That's not likely to happen for both licensing and technical reasons. CDDL is not an acceptable license. And OpenBSD also has no extant framework for loadable kernel modules, nor any desire to add one (increasing attack surface).
It's still copyleft, so including it into the base system would require licensing those parts as CDDL, so the system as a whole would no longer be BSD-licensed.
Only the files pulled in would fall under the cddl. The cddl is unlike the GPL in that it is file based copyleft. It doesn't force any other part it is combined with to be any license. Ie you could combine it with anything that is ISC or BSD licensed without issues.
I don't think it's production ready and I also don't think it's a research file system?

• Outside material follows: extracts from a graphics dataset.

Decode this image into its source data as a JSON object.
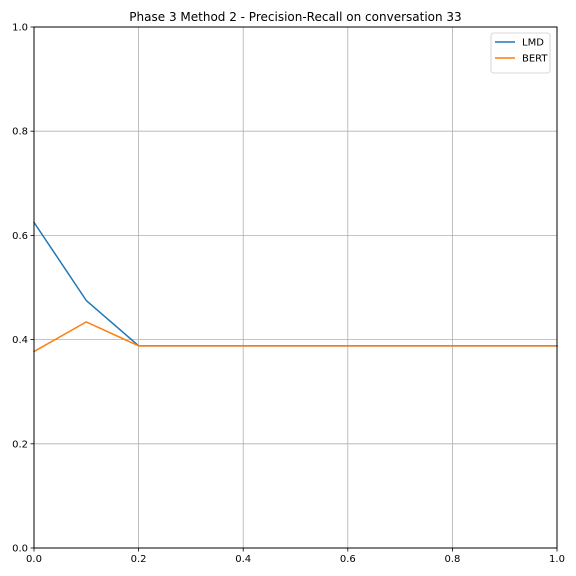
{
  "chart_data": {
    "type": "line",
    "title": "Phase 3 Method 2 - Precision-Recall on conversation 33",
    "xlabel": "",
    "ylabel": "",
    "xlim": [
      0.0,
      1.0
    ],
    "ylim": [
      0.0,
      1.0
    ],
    "x_ticks": [
      "0.0",
      "0.2",
      "0.4",
      "0.6",
      "0.8",
      "1.0"
    ],
    "y_ticks": [
      "0.0",
      "0.2",
      "0.4",
      "0.6",
      "0.8",
      "1.0"
    ],
    "grid": true,
    "legend_position": "top-right",
    "series": [
      {
        "name": "LMD",
        "color": "#1f77b4",
        "x": [
          0.0,
          0.1,
          0.2,
          0.3,
          0.4,
          0.5,
          0.6,
          0.7,
          0.8,
          0.9,
          1.0
        ],
        "y": [
          0.625,
          0.475,
          0.388,
          0.388,
          0.388,
          0.388,
          0.388,
          0.388,
          0.388,
          0.388,
          0.388
        ]
      },
      {
        "name": "BERT",
        "color": "#ff7f0e",
        "x": [
          0.0,
          0.1,
          0.2,
          0.3,
          0.4,
          0.5,
          0.6,
          0.7,
          0.8,
          0.9,
          1.0
        ],
        "y": [
          0.377,
          0.434,
          0.388,
          0.388,
          0.388,
          0.388,
          0.388,
          0.388,
          0.388,
          0.388,
          0.388
        ]
      }
    ]
  }
}
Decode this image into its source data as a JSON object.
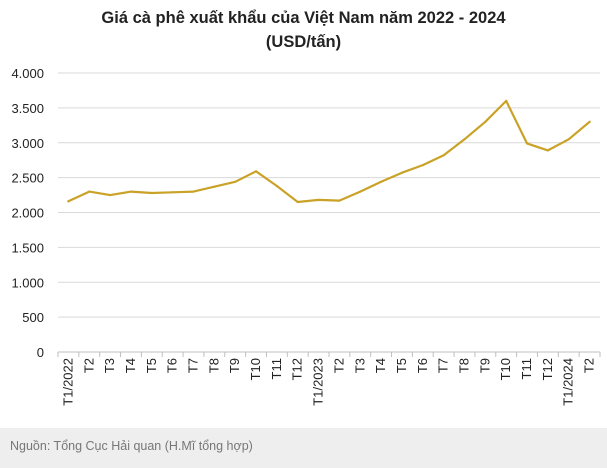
{
  "chart_data": {
    "type": "line",
    "title": "Giá cà phê xuất khẩu của Việt Nam năm 2022 - 2024",
    "subtitle": "(USD/tấn)",
    "xlabel": "",
    "ylabel": "",
    "ylim": [
      0,
      4000
    ],
    "yticks": [
      0,
      500,
      1000,
      1500,
      2000,
      2500,
      3000,
      3500,
      4000
    ],
    "ytick_labels": [
      "0",
      "500",
      "1.000",
      "1.500",
      "2.000",
      "2.500",
      "3.000",
      "3.500",
      "4.000"
    ],
    "grid": true,
    "legend": "none",
    "categories": [
      "T1/2022",
      "T2",
      "T3",
      "T4",
      "T5",
      "T6",
      "T7",
      "T8",
      "T9",
      "T10",
      "T11",
      "T12",
      "T1/2023",
      "T2",
      "T3",
      "T4",
      "T5",
      "T6",
      "T7",
      "T8",
      "T9",
      "T10",
      "T11",
      "T12",
      "T1/2024",
      "T2"
    ],
    "series": [
      {
        "name": "Giá cà phê xuất khẩu",
        "color": "#c9a227",
        "values": [
          2160,
          2300,
          2250,
          2300,
          2280,
          2290,
          2300,
          2370,
          2440,
          2590,
          2380,
          2150,
          2180,
          2170,
          2300,
          2440,
          2570,
          2680,
          2820,
          3050,
          3300,
          3600,
          2990,
          2890,
          3050,
          3300
        ]
      }
    ]
  },
  "footer": {
    "source": "Nguồn: Tổng Cục Hải quan (H.Mĩ tổng hợp)"
  }
}
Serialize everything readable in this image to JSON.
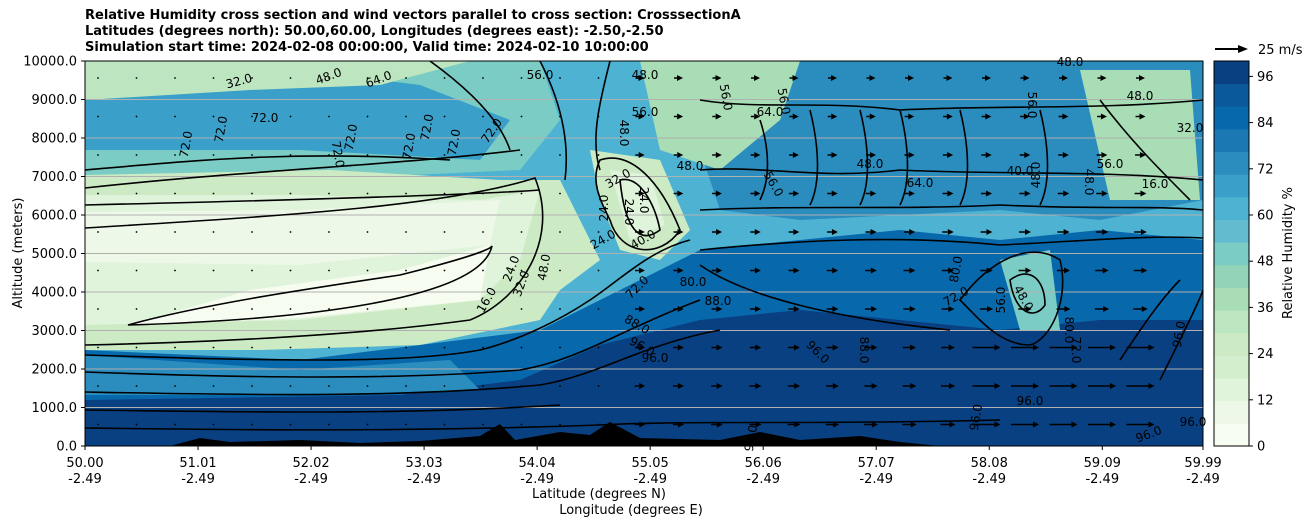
{
  "chart_data": {
    "type": "heatmap",
    "title_lines": [
      "Relative Humidity cross section and wind vectors parallel to cross section: CrosssectionA",
      "Latitudes (degrees north): 50.00,60.00, Longitudes (degrees east): -2.50,-2.50",
      "Simulation start time: 2024-02-08 00:00:00, Valid time: 2024-02-10 10:00:00"
    ],
    "ylabel": "Altitude (meters)",
    "xlabel_lines": [
      "Latitude (degrees N)",
      "Longitude (degrees E)"
    ],
    "y_ticks": [
      "0.0",
      "1000.0",
      "2000.0",
      "3000.0",
      "4000.0",
      "5000.0",
      "6000.0",
      "7000.0",
      "8000.0",
      "9000.0",
      "10000.0"
    ],
    "ylim": [
      0,
      10000
    ],
    "x_ticks": [
      {
        "lat": "50.00",
        "lon": "-2.49"
      },
      {
        "lat": "51.01",
        "lon": "-2.49"
      },
      {
        "lat": "52.02",
        "lon": "-2.49"
      },
      {
        "lat": "53.03",
        "lon": "-2.49"
      },
      {
        "lat": "54.04",
        "lon": "-2.49"
      },
      {
        "lat": "55.05",
        "lon": "-2.49"
      },
      {
        "lat": "56.06",
        "lon": "-2.49"
      },
      {
        "lat": "57.07",
        "lon": "-2.49"
      },
      {
        "lat": "58.08",
        "lon": "-2.49"
      },
      {
        "lat": "59.09",
        "lon": "-2.49"
      },
      {
        "lat": "59.99",
        "lon": "-2.49"
      }
    ],
    "xlim": [
      50.0,
      59.99
    ],
    "colorbar": {
      "label": "Relative Humidity %",
      "ticks": [
        "0",
        "12",
        "24",
        "36",
        "48",
        "60",
        "72",
        "84",
        "96"
      ],
      "range": [
        0,
        100
      ],
      "colors": [
        "#f7fcf0",
        "#eef8e8",
        "#e0f3db",
        "#d3eecd",
        "#ccebc5",
        "#bde5bf",
        "#a8ddb5",
        "#93d4b9",
        "#7bccc4",
        "#63bbcf",
        "#4eb3d3",
        "#3aa0c9",
        "#2b8cbe",
        "#1c78b3",
        "#0868ac",
        "#0a5a9b",
        "#084081"
      ]
    },
    "contour_labels": [
      "16.0",
      "24.0",
      "32.0",
      "40.0",
      "48.0",
      "56.0",
      "64.0",
      "72.0",
      "80.0",
      "88.0",
      "96.0"
    ],
    "wind_key": {
      "label": "25 m/s",
      "speed": 25
    },
    "grid": "horizontal"
  }
}
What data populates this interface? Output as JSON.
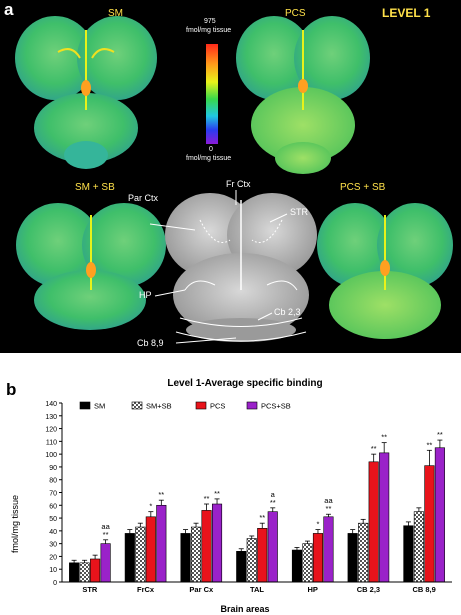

It seems like a passion project from Matthew Dillon who seem to be crazy smart. I mean he fork and created his own BSD and then decided let's do HAMMER2 while we're at it.
My exposure to ZFS was a nightmare. it was being used for user home directories on a HPC cluster. Frequent outages, storage offline for days for recovery. I wasn't involved on the administrative side, just saw it from the user side. It was also many years ago, no doubt it has improved.
ZFS does seem to be miserable if you're installing it for the first time. I set my antergos installer last night to use ZFS for the root partition. Did not work once I rebooted. As much as I want to like ZFS, I don't think the tooling is there. My filesystem choice should be completely transparent.
I run a HPC cluster. I’m pretty bad at it so outages do happen but not like that. There are an infinite ways to fail at storage, nothing specific to ZFS.